This is a recent book by Anne Carson, a poet and scholar of whom I’d previously never heard. The subtitle is “Four Plays by Euripides”.
I read about it in some magazine, picked it up since I’m a sucker for the classics, and I’m glad I did. The prefaces and interludes by Ms Carson are quirky and interesting and worth reading, but not nearly as good as the four plays translated between them: Herakles, Hekabe, Hippolytos, and Alkestis. They are tragedies, and three of the four are particularly tragic tragedies, with vengeful gods stirring a thick brew of incest, madness, and murder.
But the words are stripped down and stripped down and stripped down again, their edges left sharp as those on the swords that shed the blood, and there’s lots of that, albeit mostly offstage . Herakles and Theseus appear regularly, the profound ambiguity of their personalities and semidivinity milked frankly for all it’s worth by both Euripides and Carson. Suffice it to say that you would not want to have been a member of either’s family.

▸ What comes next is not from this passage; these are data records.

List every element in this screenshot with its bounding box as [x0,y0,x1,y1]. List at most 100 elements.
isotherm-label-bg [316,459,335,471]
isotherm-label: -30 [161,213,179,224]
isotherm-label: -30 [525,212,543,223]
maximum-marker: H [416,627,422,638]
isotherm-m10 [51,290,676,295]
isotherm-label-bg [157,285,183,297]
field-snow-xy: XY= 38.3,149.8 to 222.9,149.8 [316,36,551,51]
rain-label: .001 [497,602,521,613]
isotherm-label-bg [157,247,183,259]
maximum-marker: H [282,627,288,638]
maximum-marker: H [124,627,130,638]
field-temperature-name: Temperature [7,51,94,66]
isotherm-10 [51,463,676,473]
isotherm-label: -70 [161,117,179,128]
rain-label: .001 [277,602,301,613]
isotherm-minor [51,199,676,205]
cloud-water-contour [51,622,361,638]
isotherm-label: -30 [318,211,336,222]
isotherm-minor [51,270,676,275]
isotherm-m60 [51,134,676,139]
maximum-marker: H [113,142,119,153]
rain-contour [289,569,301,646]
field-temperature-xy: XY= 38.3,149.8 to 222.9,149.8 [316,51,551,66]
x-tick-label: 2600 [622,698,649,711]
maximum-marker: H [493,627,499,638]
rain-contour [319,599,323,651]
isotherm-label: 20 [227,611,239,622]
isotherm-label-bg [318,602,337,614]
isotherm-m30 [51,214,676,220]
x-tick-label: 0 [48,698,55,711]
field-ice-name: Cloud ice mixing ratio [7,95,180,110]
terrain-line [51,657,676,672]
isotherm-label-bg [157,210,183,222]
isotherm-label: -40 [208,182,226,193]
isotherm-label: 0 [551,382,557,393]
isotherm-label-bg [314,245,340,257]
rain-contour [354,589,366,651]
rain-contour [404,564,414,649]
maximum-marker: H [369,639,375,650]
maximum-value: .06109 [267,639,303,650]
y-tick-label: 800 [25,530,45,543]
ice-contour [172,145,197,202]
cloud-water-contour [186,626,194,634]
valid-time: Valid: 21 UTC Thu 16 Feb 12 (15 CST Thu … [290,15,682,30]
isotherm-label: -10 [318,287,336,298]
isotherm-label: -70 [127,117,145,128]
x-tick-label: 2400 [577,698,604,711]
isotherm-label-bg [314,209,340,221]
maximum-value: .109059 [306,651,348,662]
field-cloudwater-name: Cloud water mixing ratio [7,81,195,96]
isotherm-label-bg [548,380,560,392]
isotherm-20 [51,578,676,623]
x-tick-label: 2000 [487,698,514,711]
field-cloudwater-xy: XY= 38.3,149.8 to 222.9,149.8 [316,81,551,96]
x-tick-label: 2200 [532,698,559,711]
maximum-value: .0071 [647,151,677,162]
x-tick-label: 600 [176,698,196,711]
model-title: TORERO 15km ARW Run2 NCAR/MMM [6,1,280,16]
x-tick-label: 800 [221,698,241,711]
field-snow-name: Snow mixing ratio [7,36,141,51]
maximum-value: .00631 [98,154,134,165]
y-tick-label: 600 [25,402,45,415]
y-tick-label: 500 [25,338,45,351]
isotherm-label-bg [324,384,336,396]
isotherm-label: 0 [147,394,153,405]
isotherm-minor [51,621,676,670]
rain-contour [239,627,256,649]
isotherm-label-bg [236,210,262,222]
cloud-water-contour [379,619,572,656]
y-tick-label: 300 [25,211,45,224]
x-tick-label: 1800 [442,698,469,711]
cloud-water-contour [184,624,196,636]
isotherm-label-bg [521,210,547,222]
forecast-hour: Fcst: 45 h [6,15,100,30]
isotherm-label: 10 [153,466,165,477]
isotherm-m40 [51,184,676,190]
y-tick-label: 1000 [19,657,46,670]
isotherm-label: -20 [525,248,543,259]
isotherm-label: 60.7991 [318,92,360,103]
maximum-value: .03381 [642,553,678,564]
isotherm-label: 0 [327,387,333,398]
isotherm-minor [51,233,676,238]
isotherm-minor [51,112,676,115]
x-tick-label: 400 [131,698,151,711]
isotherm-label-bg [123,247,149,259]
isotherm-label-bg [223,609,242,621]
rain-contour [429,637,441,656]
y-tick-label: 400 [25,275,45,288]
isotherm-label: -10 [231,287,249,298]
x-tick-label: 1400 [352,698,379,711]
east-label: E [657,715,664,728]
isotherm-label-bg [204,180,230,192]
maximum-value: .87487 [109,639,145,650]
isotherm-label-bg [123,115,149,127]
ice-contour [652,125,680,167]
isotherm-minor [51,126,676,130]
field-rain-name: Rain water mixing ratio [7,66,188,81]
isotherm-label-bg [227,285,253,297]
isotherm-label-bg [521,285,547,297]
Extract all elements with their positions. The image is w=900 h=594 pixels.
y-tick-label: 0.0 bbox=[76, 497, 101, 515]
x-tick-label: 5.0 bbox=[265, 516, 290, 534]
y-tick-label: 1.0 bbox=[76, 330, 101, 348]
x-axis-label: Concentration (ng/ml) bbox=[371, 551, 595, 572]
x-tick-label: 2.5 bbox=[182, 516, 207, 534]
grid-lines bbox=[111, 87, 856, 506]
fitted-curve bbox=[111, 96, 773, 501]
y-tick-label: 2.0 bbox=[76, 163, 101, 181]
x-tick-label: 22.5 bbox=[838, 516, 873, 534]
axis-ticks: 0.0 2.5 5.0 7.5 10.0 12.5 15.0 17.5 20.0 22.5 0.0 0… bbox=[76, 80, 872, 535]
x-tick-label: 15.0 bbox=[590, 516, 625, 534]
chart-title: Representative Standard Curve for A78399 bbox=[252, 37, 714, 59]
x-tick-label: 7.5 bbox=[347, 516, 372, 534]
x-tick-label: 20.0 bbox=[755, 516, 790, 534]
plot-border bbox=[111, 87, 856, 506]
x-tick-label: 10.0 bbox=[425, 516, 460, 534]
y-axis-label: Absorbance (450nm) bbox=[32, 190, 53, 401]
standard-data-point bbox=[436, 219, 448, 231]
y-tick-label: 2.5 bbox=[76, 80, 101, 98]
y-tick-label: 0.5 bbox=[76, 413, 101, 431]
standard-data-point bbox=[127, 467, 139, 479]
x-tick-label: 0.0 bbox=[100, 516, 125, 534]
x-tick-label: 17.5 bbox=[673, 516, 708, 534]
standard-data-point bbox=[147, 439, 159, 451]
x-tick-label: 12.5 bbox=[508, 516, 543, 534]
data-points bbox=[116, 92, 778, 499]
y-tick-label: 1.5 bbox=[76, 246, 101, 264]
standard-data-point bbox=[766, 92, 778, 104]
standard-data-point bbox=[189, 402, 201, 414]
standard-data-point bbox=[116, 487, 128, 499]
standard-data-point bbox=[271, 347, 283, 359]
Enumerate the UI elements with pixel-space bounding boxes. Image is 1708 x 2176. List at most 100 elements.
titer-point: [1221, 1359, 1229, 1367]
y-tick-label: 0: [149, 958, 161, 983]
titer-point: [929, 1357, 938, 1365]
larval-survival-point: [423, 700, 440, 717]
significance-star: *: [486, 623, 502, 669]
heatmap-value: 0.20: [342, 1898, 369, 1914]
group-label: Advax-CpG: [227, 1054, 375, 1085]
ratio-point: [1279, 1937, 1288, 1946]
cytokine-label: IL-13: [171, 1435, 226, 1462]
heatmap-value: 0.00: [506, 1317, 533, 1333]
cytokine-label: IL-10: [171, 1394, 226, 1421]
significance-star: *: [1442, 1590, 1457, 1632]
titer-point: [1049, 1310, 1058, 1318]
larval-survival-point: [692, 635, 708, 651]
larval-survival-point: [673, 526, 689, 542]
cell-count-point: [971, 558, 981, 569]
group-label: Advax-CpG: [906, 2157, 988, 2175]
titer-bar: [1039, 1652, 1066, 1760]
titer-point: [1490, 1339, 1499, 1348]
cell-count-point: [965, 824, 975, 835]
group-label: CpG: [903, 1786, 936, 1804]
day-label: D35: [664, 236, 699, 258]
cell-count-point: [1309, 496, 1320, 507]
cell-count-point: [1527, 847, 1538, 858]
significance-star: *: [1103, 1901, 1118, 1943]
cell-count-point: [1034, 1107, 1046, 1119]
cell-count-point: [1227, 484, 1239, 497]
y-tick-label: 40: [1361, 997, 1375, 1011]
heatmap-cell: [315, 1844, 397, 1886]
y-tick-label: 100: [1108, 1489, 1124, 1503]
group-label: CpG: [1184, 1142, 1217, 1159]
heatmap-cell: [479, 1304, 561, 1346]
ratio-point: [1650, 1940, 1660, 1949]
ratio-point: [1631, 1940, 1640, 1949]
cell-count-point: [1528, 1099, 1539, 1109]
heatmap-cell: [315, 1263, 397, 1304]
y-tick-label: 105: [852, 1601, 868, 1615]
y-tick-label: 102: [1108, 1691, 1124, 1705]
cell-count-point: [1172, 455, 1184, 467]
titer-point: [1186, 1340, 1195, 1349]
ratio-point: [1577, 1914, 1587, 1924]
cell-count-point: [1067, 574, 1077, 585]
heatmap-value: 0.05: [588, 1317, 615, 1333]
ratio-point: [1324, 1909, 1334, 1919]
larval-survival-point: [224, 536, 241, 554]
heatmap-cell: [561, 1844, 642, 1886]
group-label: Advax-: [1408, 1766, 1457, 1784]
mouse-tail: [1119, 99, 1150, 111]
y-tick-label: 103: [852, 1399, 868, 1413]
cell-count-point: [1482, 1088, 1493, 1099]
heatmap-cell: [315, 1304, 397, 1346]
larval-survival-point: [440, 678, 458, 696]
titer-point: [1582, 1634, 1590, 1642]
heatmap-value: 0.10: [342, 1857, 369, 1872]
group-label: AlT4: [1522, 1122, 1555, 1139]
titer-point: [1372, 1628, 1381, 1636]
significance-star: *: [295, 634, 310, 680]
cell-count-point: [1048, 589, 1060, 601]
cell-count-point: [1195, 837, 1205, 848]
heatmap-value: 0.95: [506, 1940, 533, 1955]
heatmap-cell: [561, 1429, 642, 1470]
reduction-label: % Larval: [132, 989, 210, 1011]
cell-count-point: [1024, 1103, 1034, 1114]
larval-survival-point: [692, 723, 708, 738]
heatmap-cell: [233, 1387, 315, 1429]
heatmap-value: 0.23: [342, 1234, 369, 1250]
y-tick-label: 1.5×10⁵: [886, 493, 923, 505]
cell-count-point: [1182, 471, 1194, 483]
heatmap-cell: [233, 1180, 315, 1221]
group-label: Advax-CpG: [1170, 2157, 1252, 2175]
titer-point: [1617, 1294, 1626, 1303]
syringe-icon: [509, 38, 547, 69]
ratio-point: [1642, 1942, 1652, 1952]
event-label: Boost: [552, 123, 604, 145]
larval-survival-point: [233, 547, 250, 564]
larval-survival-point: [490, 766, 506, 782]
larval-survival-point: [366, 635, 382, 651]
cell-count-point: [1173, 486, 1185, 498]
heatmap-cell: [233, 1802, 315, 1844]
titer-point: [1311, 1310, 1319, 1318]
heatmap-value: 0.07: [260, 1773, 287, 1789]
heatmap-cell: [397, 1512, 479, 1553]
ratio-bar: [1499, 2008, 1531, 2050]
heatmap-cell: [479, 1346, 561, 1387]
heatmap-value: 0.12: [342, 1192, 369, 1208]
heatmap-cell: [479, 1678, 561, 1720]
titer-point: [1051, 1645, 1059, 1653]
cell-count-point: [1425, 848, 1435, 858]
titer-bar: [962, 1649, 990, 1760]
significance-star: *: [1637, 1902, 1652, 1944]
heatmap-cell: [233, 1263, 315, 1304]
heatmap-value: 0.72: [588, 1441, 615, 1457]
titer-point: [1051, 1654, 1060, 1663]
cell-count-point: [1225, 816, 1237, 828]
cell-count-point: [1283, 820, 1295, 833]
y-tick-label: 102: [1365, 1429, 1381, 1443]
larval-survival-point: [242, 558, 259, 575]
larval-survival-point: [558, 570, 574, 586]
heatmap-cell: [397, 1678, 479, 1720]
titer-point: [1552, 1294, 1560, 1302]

On top of the fine writing and translating here, the book is very beautiful; plays-in-verse give the typographer many opportunities for necessarily-careful exuberance, and the words are sprinkled on the paper sparely and very beautifully.
I’m sure I’ll be picking up a couple of Anne Carson’s books now. I already have enough Euripides.
Comment feed for ongoing:
From: Ezra Cooper (Oct 15 2006, at 14:36)
I recommend "The Autobigraphy of Red" for readability. Second after that: "The Beauty of the Husband." "Glass, Irony and God" has some readable pieces and some that are arcane to the non-specialist (whether poetry or classics is the appropriate specialty, I don't know); "Men in the Off Hours" is like that, too.